The quantity and variety of information we now produce has outpaced our ability to preserve it for the future. Librarians are the only ones who are making sure that our collective memory is preserved. And they, along with small teams of digital historians elsewhere, are still trying to understand the scope of myriad challenges involved in modern preservation. If today’s born-digital news stories are not automatically put into library storehouses, these stories are unlikely to survive in an accessible way.
So: The articles we see today on TheAtlantic.com are stored in a CMS that is ambiguously hooked up to my library’s archival feed. For the purposes of scholarly research (which is performed through library databases, not through Google), it appears that some subset of articles from TheAtlantic.com are not being preserved. Which means that in 20 years, media scholars may not be able to read Adrienne LaFrance’s article about a story that disappeared and was resurrected, because LaFrance’s article may have disappeared.
Some savvy readers may wonder: What about the Internet Archive? Doesn’t the Wayback Machine preserve web pages, and won’t LaFrance’s story be preserved that way? The simple answer is yes. LaFrance’s article was crawled by the Internet Archive’s Wayback Machine, and you can go and look at it there. The folks at the Internet Archive are thoughtful digital preservationists, and I am grateful every day for their work preserving our collective digital memory.
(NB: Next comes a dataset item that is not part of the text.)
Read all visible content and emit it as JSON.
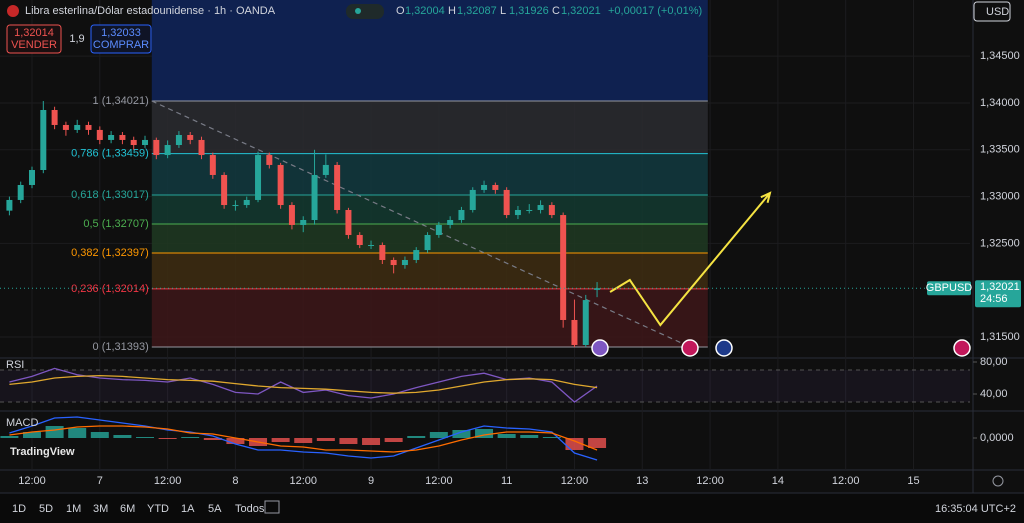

If I know exactly what web page I am looking for, the Internet Archive is very helpful. I know that LaFrance’s story ran on the front page of TheAtlantic.com on October 14, 2015, and so I can go to the Wayback Machine and look at the snapshot taken closest to that date, which is October 15, and I can see LaFrance’s story “Raiders of the Lost Web” and I can click on it.
But if I don’t know exactly the web page that I want and exactly the day that the information appeared, I won’t be able to find the information in the Internet Archive. Library databases are indexed so that they are searchable, meaning that the databases include lots of information about the information that they contain. The Wayback Machine is technologically quite sophisticated—it preserves images and code too, for example—but it is not yet indexed so as to be easily searchable. The Internet Archive will allow you to find a needle in a haystack, but only if you already know approximately where the needle is.
I’m pretty sure that in five years, when I want to re-read LaFrance’s article, I won’t remember the exact date on which it was published. I’m also reasonably sure that in five years my browser bookmark to the story will be broken because of linkrot: The Atlantic will have redesigned its website and the story’s URL will be different. My 2020 web-searching self will probably look on The Atlantic’s website and fail to find the article because the CMS will have changed, and the search parameters will be set up differently, and I will not be able to find so much as a title for the article in the library databases. Which means I will give up in frustration and rant to anyone who will listen about how disorganized the online world is and how we are losing digital history almost as soon as we make it. This is a shame. Because it’s a really good article, and it deserves to endure.
There is a solution, of course. I could just print the article and keep it in my filing cabinet. But that would be a step backward, not forward.